The cyanobacteria cell densities derive from samples the US Army Corps of Engineers collected at each reservoir's deepest station (station 20001), counted and provided to EPA in October 2019.
Measured reality — IN / OUT (bright line feedback_measured_reality_only)
- IN — the raw per-reservoir-per-year measurements: cyanobacteria maximum cell density (cells/mL), chlorophyll-a (µg/L), Secchi clarity (cm), total phosphorus and dissolved phosphorus (ppb), TKN / NH3 / NOx nitrogen forms (ppm), TOC (ppm), alkalinity (ppm), the inflow nutrient set, summer (Jun-Aug) precipitation (inches), May/Jun/Jul/Aug surface water temperatures (°C), May/Jun deep dissolved oxygen (mg/L), and May/Jun/Jul/Aug deep water temperatures (°C). Carried per cell, null where a reservoir-year did not measure it.
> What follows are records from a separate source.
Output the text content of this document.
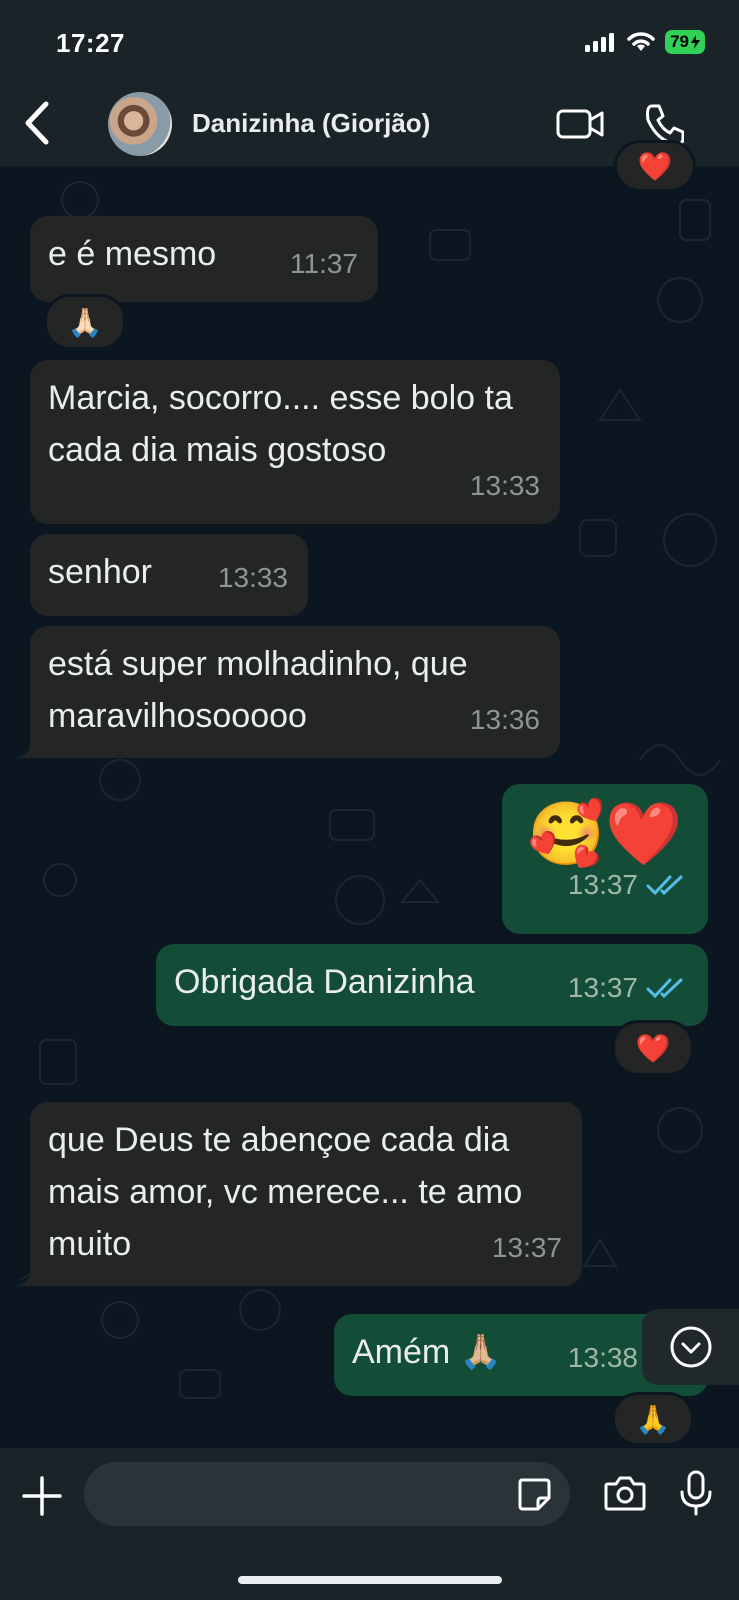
17:27	79
Danizinha (Giorjão)
❤️
e é mesmo	11:37
🙏🏻
Marcia, socorro.... esse bolo ta cada dia mais gostoso
13:33
senhor	13:33
está super molhadinho, que maravilhosooooo	13:36
🥰❤️
13:37
Obrigada Danizinha	13:37
❤️
que Deus te abençoe cada dia mais amor, vc merece... te amo muito	13:37
Amém 🙏🏼	13:38
🙏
- OUT — the study's GAM fits (
GAM_for_stratifying_reservoirs.xlsx,GAM_for_nonstratifying_reservoirs.xlsx) are Generalized Additive model output (smoothed fitted trends), not measurements → not ingested. The merged table'slogCyanoMax(a log transform) andSummer_precip_Z-score(a standardization) are skipped as redundant derivatives of measurements we already carry, not as a bright-line exclusion.
"data is data" (feedback_data_is_data_partial_coverage)
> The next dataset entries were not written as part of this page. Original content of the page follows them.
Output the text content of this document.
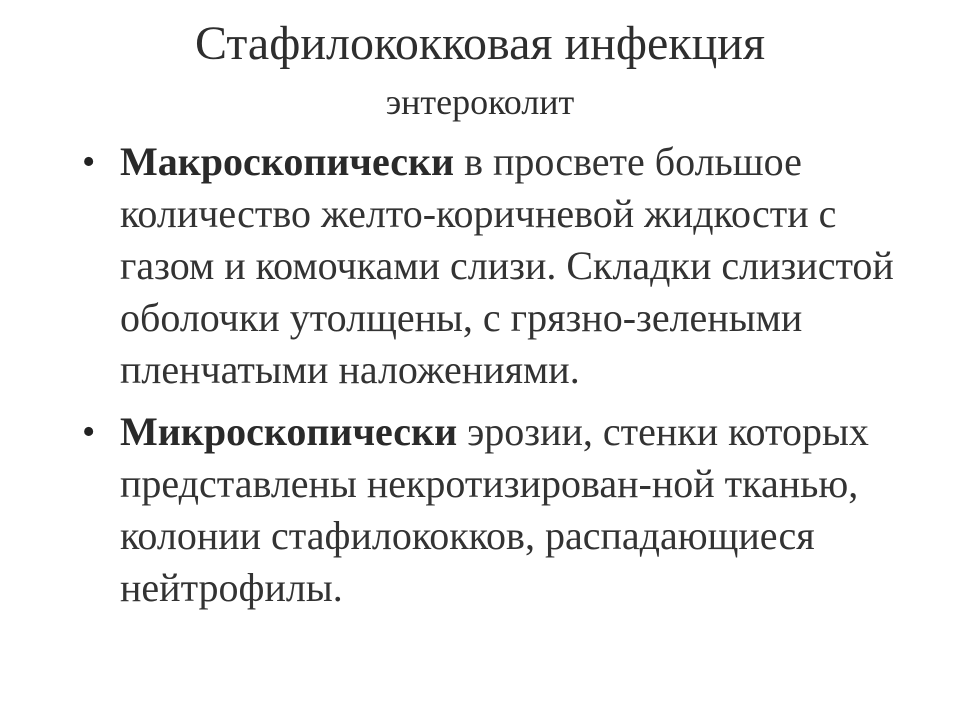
Стафилококковая инфекция
энтероколит
• Макроскопически в просвете большое количество желто-коричневой жидкости с газом и комочками слизи. Складки слизистой оболочки утолщены, с грязно-зелеными пленчатыми наложениями.
• Микроскопически эрозии, стенки которых представлены некротизирован-ной тканью, колонии стафилококков, распадающиеся нейтрофилы.
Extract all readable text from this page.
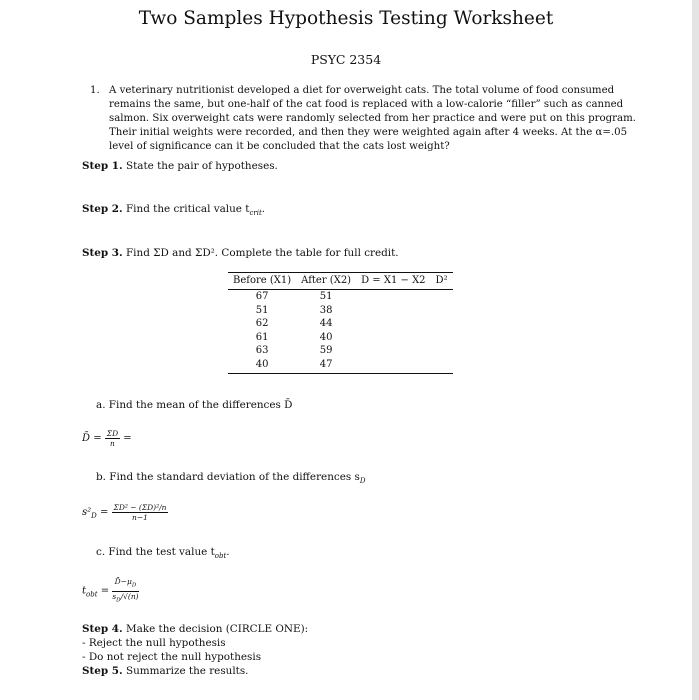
Two Samples Hypothesis Testing Worksheet
PSYC 2354
1. A veterinary nutritionist developed a diet for overweight cats. The total volume of food consumed
remains the same, but one-half of the cat food is replaced with a low-calorie “filler” such as canned
salmon. Six overweight cats were randomly selected from her practice and were put on this program.
Their initial weights were recorded, and then they were weighted again after 4 weeks. At the α=.05
level of significance can it be concluded that the cats lost weight?
Step 1. State the pair of hypotheses.
Step 2. Find the critical value $t_{crit}$.
Step 3. Find ΣD and ΣD². Complete the table for full credit.
Before (X1)	After (X2)	D = X1 − X2	D²
67	51		
51	38		
62	44		
61	40		
63	59		
40	47		
a. Find the mean of the differences D̄
D̄ = $\frac{\Sigma D}{n}$ =
b. Find the standard deviation of the differences $s_D$
$s^2_D = \frac{\text{ΣD² − (ΣD)²/n}}{n-1}$
c. Find the test value $t_{obt}$.
$t_{obt} = \frac{D̄-\mu_D}{s_D/√(n)}$
Step 4. Make the decision (CIRCLE ONE):
- Reject the null hypothesis
- Do not reject the null hypothesis
Step 5. Summarize the results.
216 of the 640 cells have no cyanobacteria count (424 do), and many cells miss individual analytes. Every cell is carried and the missing fields nulled, rather than dropping sparse reservoir-years. A reservoir's thinner early record is not a rejection reason.
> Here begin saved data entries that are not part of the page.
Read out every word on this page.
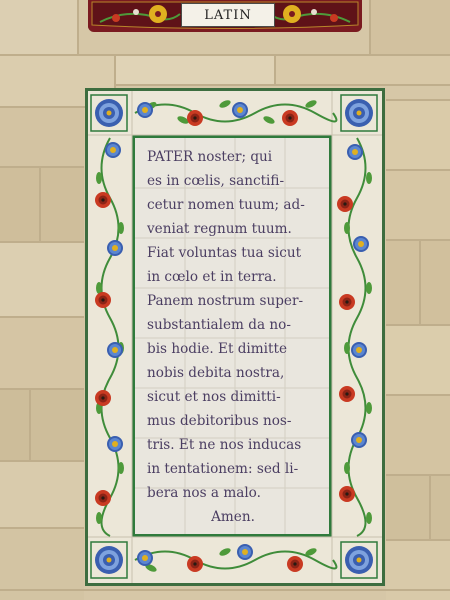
LATIN
PATER noster; qui
es in cœlis, sanctifi-
cetur nomen tuum; ad-
veniat regnum tuum.
Fiat voluntas tua sicut
in cœlo et in terra.
Panem nostrum super-
substantialem da no-
bis hodie. Et dimitte
nobis debita nostra,
sicut et nos dimitti-
mus debitoribus nos-
tris. Et ne nos inducas
in tentationem: sed li-
bera nos a malo.
Amen.
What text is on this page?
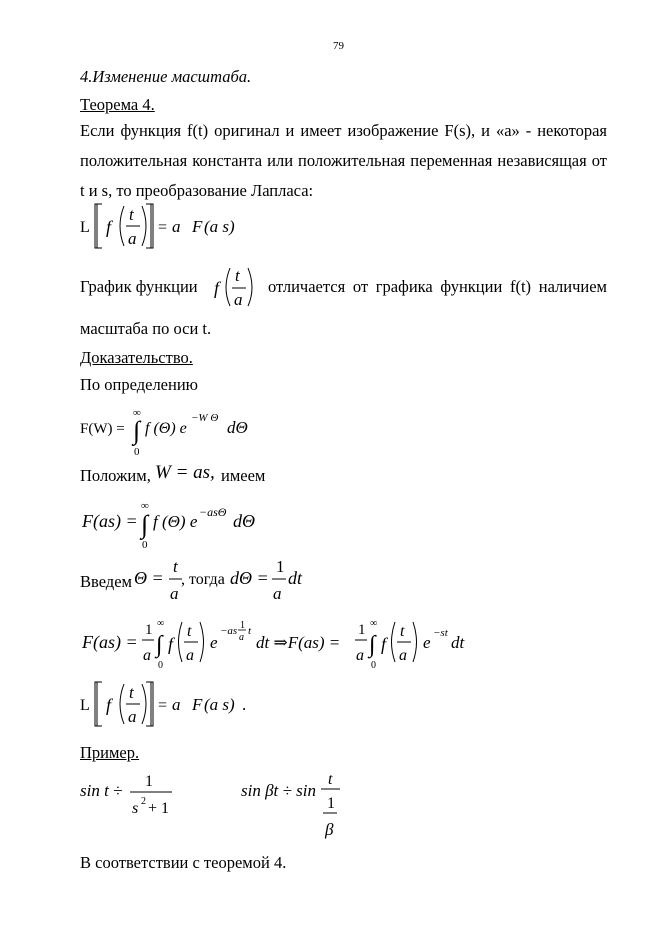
79
4.Изменение масштаба.
Теорема 4.
Если функция f(t) оригинал и имеет изображение F(s), и «a» - некоторая положительная константа или положительная переменная независящая от t и s, то преобразование Лапласа:
L f
t
a
= a F (a s)
График функции f
t
a
отличается от графика функции f(t) наличием
масштаба по оси t.
Доказательство.
По определению
F(W) =
∞
∫
0
f (Θ) e
−W Θ dΘ
Положим, W = as, имеем
F(as) =
∞
∫
0
f (Θ) e −asΘ dΘ
Введем Θ =
t
a
, тогда dΘ =
1
a
dt
F(as) =
1
a
∞
∫
0
f
t
a
e
−as 1
a
t
dt ⇒F(as) =
1
a
∞
∫
0
f
t
a
e −st dt
L f
t
a
= a F (a s) .
Пример.
sin t ÷ 1
s 2 + 1
sin βt ÷ sin
t
1
β
В соответствии с теоремой 4.
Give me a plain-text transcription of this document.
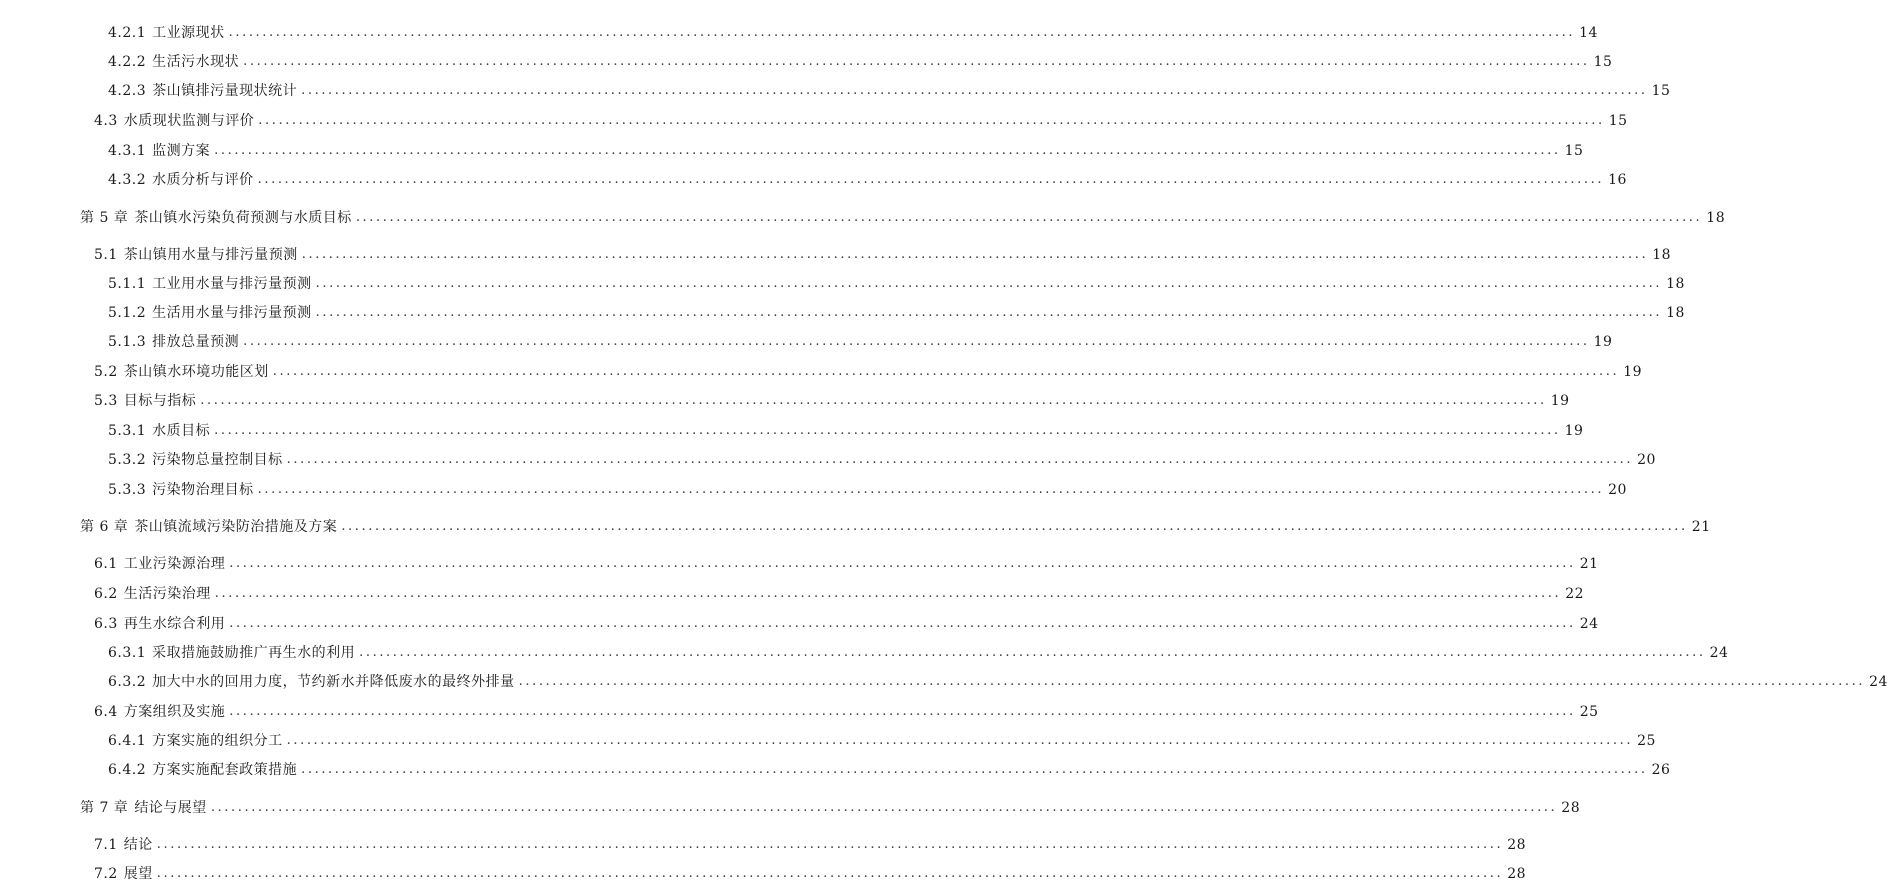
4.2.1 工业源现状 ........................................................................................................................................................................................................ 14
4.2.2 生活污水现状 ........................................................................................................................................................................................................ 15
4.2.3 茶山镇排污量现状统计 ........................................................................................................................................................................................................ 15
4.3 水质现状监测与评价 ........................................................................................................................................................................................................ 15
4.3.1 监测方案 ........................................................................................................................................................................................................ 15
4.3.2 水质分析与评价 ........................................................................................................................................................................................................ 16
第 5 章 茶山镇水污染负荷预测与水质目标 ........................................................................................................................................................................................................ 18
5.1 茶山镇用水量与排污量预测 ........................................................................................................................................................................................................ 18
5.1.1 工业用水量与排污量预测 ........................................................................................................................................................................................................ 18
5.1.2 生活用水量与排污量预测 ........................................................................................................................................................................................................ 18
5.1.3 排放总量预测 ........................................................................................................................................................................................................ 19
5.2 茶山镇水环境功能区划 ........................................................................................................................................................................................................ 19
5.3 目标与指标 ........................................................................................................................................................................................................ 19
5.3.1 水质目标 ........................................................................................................................................................................................................ 19
5.3.2 污染物总量控制目标 ........................................................................................................................................................................................................ 20
5.3.3 污染物治理目标 ........................................................................................................................................................................................................ 20
第 6 章 茶山镇流域污染防治措施及方案 ........................................................................................................................................................................................................ 21
6.1 工业污染源治理 ........................................................................................................................................................................................................ 21
6.2 生活污染治理 ........................................................................................................................................................................................................ 22
6.3 再生水综合利用 ........................................................................................................................................................................................................ 24
6.3.1 采取措施鼓励推广再生水的利用 ........................................................................................................................................................................................................ 24
6.3.2 加大中水的回用力度，节约新水并降低废水的最终外排量 ........................................................................................................................................................................................................ 24
6.4 方案组织及实施 ........................................................................................................................................................................................................ 25
6.4.1 方案实施的组织分工 ........................................................................................................................................................................................................ 25
6.4.2 方案实施配套政策措施 ........................................................................................................................................................................................................ 26
第 7 章 结论与展望 ........................................................................................................................................................................................................ 28
7.1 结论 ........................................................................................................................................................................................................ 28
7.2 展望 ........................................................................................................................................................................................................ 28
Decisions / gotchas frozen here
- Grain = reservoir-year, not reservoir. With only 20 places this could have been a Locationdex (20 slots each embedding a 32-year series). It is filed as YearLocationdex because the dataset's unit of analysis IS the reservoir-year (its 640-row master table), matching the NARS precedent (site × survey-year) and the data model's "one slot = one place's one year."
- One master table covers the cell. The merged
CyanoMaxCD_environmental_vars_FINALalready carries cyano max + every environmental variable per reservoir-year, so it (plus the roster for place attributes) fully populates each cell; the granular sub-annual tables are deferred. - 'na' = null. The master table uses the string
nafor missing;clean_numcoercesna/ blank / None to null and keeps real numbers (unit-tested). - XLSX, not CSV (read via openpyxl); curl, not urllib/httpx — the known sandbox hang.
Storage
YearLocationdex pattern: ONE place-sorted spine-parquet
(data/yearlocation_storehouse/reservoir_cyano_water_quality/reservoir_cyano_water_quality_spine.parquet)
sorted by reservoir, year, plus a by-year index JSON. Built by
scripts/build_reservoir_cyano_water_quality_yearlocationdex.py. 640 reservoir-year cells
(20 reservoirs × 1987-2018), 26 measured indicators per cell, 424 cells with a cyano count.
Deferred (not in v1)
- Sub-annual measured series: the per-sample cyanobacteria and cyanotoxin/taxa station
tables (
Cyanobacteria_data.xlsx,Cyanotoxin_taxa_data.xlsx) — finer than the yearly cell. - Monthly / depth-profile measured tables: the standardized surface/deep temperature and deep-DO depth profiles and the monthly nutrient-trend tables (additional cell layers).
- NLCD watershed land-cover as a static per-reservoir covariate.
- Live edge: none — this is a closed 1987-2018 study dataset, not a live feed.